WILMINGTON — Last Tuesday night, the Planning Board continued several public hearings and approved certain presented draft conditions for their scheduled items.
The first appointment of the night belonged to 687 Main Street’s site plan review and stormwater management, which was continued to the next meeting on July 13. One other appointment was moved by request to the next meeting later that night — 225 Andover Street’s site plan review, stormwater management, and parking relief special permit.
Ben Hartley joined the call on behalf of Wilmington Main Realty L. P. for the sign special permit at 269 Main St. He detailed the request to reuse their current nonconforming signs as they’re reconfiguring the Starbucks drive thru. Director of Planning and Conservation Valerie Gingrich had prepared draft conditions, which Hartley said he was OK with, and the board voted to accept the conditions as drafted.
The board then squeezed in Form A in between appointments, which here regarded 90 Eames St.
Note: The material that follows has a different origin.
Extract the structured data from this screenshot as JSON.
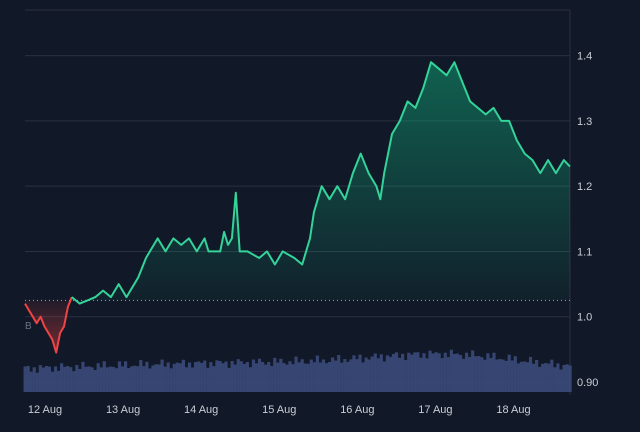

Gingrich shared that the owner would be purchasing one lot and combining it with the other lot being created. Attorney Rob Peterson Sr. added that the railway spur would also be sold. The form was approved.
They went on to approve the Board of Appeals Case 17-21 for an addition onto 12 Lucaya Circle. Gingrich said the reason for the appeal was that the addition would put the property over 15 percent impervious in the groundwater protection district.
Then they accepted draft conditions for the site plan review at 377 Ballardvale St. T-Mobile Northeast representative Tim Green assured the board that there would be no groundwork done, only the replacement and installation of new antennas.
The other Board of Appeals case referred to a request to add a garage to the right of the existing home at 31 Arlene Ave. Gingrich reported that the applicants had cited soil conditions and wetland setback requirements preventing them from building the garage on the other side of the house. However, she said that the Conservation Commission only requires a 25 foot setback with wetlands and that there wasn’t any further information on the soil.
Chairman Mike Sorrentino suggested that the applicant be required to document the soils issue in order for their request to be granted. Terri Boland agreed that this was their usual requirement. Gingrich stated that she would ask the applicants to provide additional information documenting the identified hardship.
For the matter of the site plan review for 625 Main St., Attorney Paul Feldman began by establishing that there would be no physical changes proposed to the building or the parking lot. He said that his client simply would like to purchase the building and move in his counter fabrication business.
The land surveyor for this project then explained that they would reconfigure the parking lot and increase the travel aisle in order to fulfill the requests of the town department heads. Feldman said that this wouldn’t bring a lot of retail traffic due to the type of business primarily being by appointment. He also said this client fully understood that they couldn’t bring any vehicles into the building without adding floor drains.
He later appealed to the board to vote whether to approve the site plan review that night, although Gingrich had earlier said she’d only had time for a quick review, having received the final version that day. Feldman explained that the Zoning Board of Appeals process had been quick to allow this use case in the general industrial zoning knowing their deadline for the buyer was June 30.
Gingrich responded to say it looked like the applicant had addressed most, if not all, of the town’s comments and that there would be no appeal period. She wouldn’t suggest any further action beyond closing the public hearing for the board that night.
Sorrentino concurred with Gingrich, setting a hard line that’s typical for these situations.
“It seems like you answered all of the questions, but we can’t come up with draft conditions without [Gingrich] and the Engineering department having a good overlook,” he said. “I just don’t see any way around that.”
The board approved the closing of the public hearing and would bring draft conditions to the next meeting.
They next heard a proposal for changes at 201 Lowell St. for Textron and ND Acquisitions L.L.C. Dave Fenstermacher provided context that the request would involve demolishing five out of the six Textron buildings and creating a warehouse in their place. This would lower the square footage on the property by over 200,000 square feet. They would also be providing room for 455 parking spaces and closing one of the curb cuts.
He went on to say that the DPW is trying to clarify whether anyone else is using the new pump station on Lowell Street that they’d look to join. The landscaping architect chimed in to add that they were focusing on diversifying the plant material on the property. They also mentioned an ongoing Mass DOT traffic review.
The board was largely concerned about traffic effects onto Lowell Street and how many cars would be going in and out of the property during peak hours. Gingrich brought up the development going on across the street at 168 Main St., and she said she would send that site plan to the applicant. They voted to continue this public hearing for next time.
Finally, they voted to endorse the site plan and definitive subdivisions for 203 Lowell St. in case of a subdivision.
Their next meeting on July 13 will be in person and the public may join.